En mars, une photo a fait le tour d’Instagram. Elle montrait l’élève d’une école internationale de Montreux battue du fait de sa nationalité russe. Simple infox, percée à jour par un coup de fil à ladite école. Mais au fond, en Suisse, quel est le sentiment réel à l’égard des Russes?
Plus du tiers des 16’450 citoyennes et citoyens de cette nationalité établis en Suisse vivent dans les cantons de Genève et de Vaud. Ni le centre cantonal d’écoute contre le racisme à Genève ni la LICRA (Ligue internationale contre le racisme et l’antisémitisme) n’ont à ce jour reçu de plainte pour discrimination de la part de ces Russes.

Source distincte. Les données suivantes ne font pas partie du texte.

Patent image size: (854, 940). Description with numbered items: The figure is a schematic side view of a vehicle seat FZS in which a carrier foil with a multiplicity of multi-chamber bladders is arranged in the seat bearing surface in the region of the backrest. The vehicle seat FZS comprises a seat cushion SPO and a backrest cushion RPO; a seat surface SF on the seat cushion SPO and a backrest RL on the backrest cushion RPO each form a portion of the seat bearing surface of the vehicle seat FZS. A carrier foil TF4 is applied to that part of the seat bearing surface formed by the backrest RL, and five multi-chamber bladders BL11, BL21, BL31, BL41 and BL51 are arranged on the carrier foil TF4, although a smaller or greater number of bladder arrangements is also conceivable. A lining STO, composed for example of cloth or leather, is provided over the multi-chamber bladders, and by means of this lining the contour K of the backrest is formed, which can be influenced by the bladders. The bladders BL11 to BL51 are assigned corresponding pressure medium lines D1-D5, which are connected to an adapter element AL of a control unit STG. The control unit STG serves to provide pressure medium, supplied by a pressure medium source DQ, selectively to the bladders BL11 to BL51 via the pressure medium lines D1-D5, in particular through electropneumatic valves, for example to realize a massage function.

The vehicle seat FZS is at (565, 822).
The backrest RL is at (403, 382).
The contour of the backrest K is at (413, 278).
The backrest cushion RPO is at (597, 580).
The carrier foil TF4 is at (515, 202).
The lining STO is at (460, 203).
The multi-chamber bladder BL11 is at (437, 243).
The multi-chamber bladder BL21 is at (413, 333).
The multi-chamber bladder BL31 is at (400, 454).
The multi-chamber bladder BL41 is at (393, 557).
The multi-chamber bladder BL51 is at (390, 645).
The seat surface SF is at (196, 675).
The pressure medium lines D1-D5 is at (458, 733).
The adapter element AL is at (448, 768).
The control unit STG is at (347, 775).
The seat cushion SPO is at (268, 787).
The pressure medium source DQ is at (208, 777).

«Cela ne signifie pas que cela n’existe pas», indique Anne-Laure Zeller, du centre genevois d’écoute contre le racisme. Il se peut que ce bureau ne soit pas connu des personnes en question ou qu’elles n’en aient pas eu besoin. «Notre expérience le montre, la plupart du temps, il faut un événement choquant et préjudiciable, une insulte verbale ou plusieurs expériences de discrimination ou de micro-agressions sur un temps long, avant qu’une personne ne s’adresse à nous.» On est souvent la cible du racisme en fonction de facteurs visuels comme la couleur de peau ou de signes religieux comme le foulard, précise aussi Anne-Laure Zeller.
Une aversion ancienne
Anna, discrète sur son patronyme, est originaire de Saint-Pétersbourg et vit en Suisse depuis plus de dix ans. Elle est membre d’une association universitaire qui organise en Suisse romande des événements axés sur la culture et la langue russe. Jamais la linguiste n’a eu vent de discriminations à l’encontre de personnes d’origine russe. «Soyons honnêtes, les Suisses ne peuvent pas distinguer un locuteur russe d’un locuteur ukrainien dans la rue.» Elle ajoute que le russe est la langue maternelle de nombreux Ukrainiens et que le nom de famille ne donne aucune indication sur l’origine de la personne.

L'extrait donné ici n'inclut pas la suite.